To avoid this, we do load testing. Load testing gives you the opportunity to gain insights into how your website or app will perform when it comes under heavy use. With this information, you will understand how effectively to optimize your application for such traffic.
Let's get right to it.
The tools we will need here include.
Apache JMeter - An open-source tool for Load testing apps, websites or APIs. This is the most important tool for this purpose, although viewing information directly on it might not be so easy, integrations with other data visualization tools make it much better. Click here to download
InfluxDB - Is a simple SQL database that has an integration with JMeter and will provide a means through which we will persist the data generated by JMeter with can later be read by database queries. Click here to download
Grafana - An excellent graphing tool that reads data from a varying number of sources and InfluxDB is one of them. Click here to download
So here is a diagrammatic representation of what will be accomplished in this article.
Now, let's run JMeter.
If you have it downloaded the package, usually a .tgz file, unzip and run the required binary for your operating system. In my case, i use linux,
Now, let's go through this step-wise,
STEP 1: Create a test plan, give it a name.
STEP 2: Right-click on the test plan to add a thread group (users)
Under the thread properties section, fill in the number of threads i.e. the number of users you want your load test to simulate. Ramp-up period is the amount of time you want the test to wait before adding another user (or thread) to the request. The loop count is how many times a single user needs to make requests. Other parameters are explanatory.
STEP 3: Next, is to add a config element, called 'HTTP Request Default' this does not need to contain any value if you have no defaults to set.
STEP 4: You can also add the HTTP Cookie manager to add cookies.
STEP 5: Now, you can add a 'sampler'. In this case, 'HTTP Request'. Here you can type in the IP or URL to the specific page(s) you want to test. If you need to test more than one page, you can add as many samplers as you would like.
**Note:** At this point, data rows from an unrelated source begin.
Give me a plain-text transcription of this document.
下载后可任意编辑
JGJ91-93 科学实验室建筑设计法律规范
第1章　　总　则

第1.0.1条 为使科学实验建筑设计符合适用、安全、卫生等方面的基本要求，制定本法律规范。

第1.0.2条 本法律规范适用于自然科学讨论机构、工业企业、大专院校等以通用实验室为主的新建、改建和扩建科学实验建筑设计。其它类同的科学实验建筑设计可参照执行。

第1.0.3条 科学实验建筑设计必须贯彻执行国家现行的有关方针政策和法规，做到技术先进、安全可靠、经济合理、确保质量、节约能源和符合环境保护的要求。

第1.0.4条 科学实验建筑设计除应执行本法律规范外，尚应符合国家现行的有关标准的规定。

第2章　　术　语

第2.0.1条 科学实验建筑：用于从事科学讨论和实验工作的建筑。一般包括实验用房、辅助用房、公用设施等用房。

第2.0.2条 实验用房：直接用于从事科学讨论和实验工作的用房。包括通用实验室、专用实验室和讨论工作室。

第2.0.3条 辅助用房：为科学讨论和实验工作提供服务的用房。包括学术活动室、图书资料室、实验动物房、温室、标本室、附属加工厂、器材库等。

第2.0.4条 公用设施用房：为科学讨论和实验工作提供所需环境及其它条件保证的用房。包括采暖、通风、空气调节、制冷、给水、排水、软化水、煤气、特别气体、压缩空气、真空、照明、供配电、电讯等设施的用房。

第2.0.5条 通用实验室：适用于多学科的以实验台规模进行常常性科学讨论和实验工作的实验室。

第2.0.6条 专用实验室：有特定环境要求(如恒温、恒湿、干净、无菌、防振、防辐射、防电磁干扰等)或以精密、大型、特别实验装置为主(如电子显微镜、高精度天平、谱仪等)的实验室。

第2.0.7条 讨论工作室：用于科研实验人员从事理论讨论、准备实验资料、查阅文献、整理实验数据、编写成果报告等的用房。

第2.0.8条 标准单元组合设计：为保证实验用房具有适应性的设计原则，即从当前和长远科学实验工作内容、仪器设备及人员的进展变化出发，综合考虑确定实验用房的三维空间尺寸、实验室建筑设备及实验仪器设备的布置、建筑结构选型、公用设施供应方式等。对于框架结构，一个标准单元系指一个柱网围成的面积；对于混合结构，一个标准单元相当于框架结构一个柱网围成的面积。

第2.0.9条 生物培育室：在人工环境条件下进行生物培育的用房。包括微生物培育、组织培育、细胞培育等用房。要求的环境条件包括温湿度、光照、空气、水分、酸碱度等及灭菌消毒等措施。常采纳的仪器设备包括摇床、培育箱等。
NOTE: All thread groups will make requests on all the sampler you add. Hence if you have two samplers (HTTP request or any other type of request), and 200 users, that would mean 2 requests per user, hence, 400 requests.
STEP 6: Add a backend listener. Right-click on the thread group again and add > Listener > Backend Listener. In the 'backend listener implementation' select the option with influx DB. Now make the following setting.
influxdbUrl: localhost:8086/write?db=jmeter
The default port for influx DB is 8086. If you changed it, you can replace the 8086 to your influx DB port. Also if you notice the query parameter 'db=jmeter', that means you will need to create a database influx DB with the name JMeter. Here's how it's done in the terminal.
STEP 7: Double-check all configurations JMeter. You may also want to double-check all configurations to make sure that they are all correct.
STEP 8: Run the test. There is a green play button at the top toolbar for running the test.
STEP 9: If successful, all your test information will now be saved in influx DB. You can look this up in the terminal to confirm.
STEP 10: Connect to Grafana. Usually, it is available on localhost:3000 by default. Login with the credentials you created when installing it. Now, we can create a dashboard for our JMeter test. Click on the ‘+’ sign on the left and select the dashboard.
STEP 11: Click on ‘Add Query’ to add influx DB. From the ‘Query’ dropdown select influx DB as the data source and that’s it! Grafana will show your test data in the graph! You may modify the default query to soothe your visualization.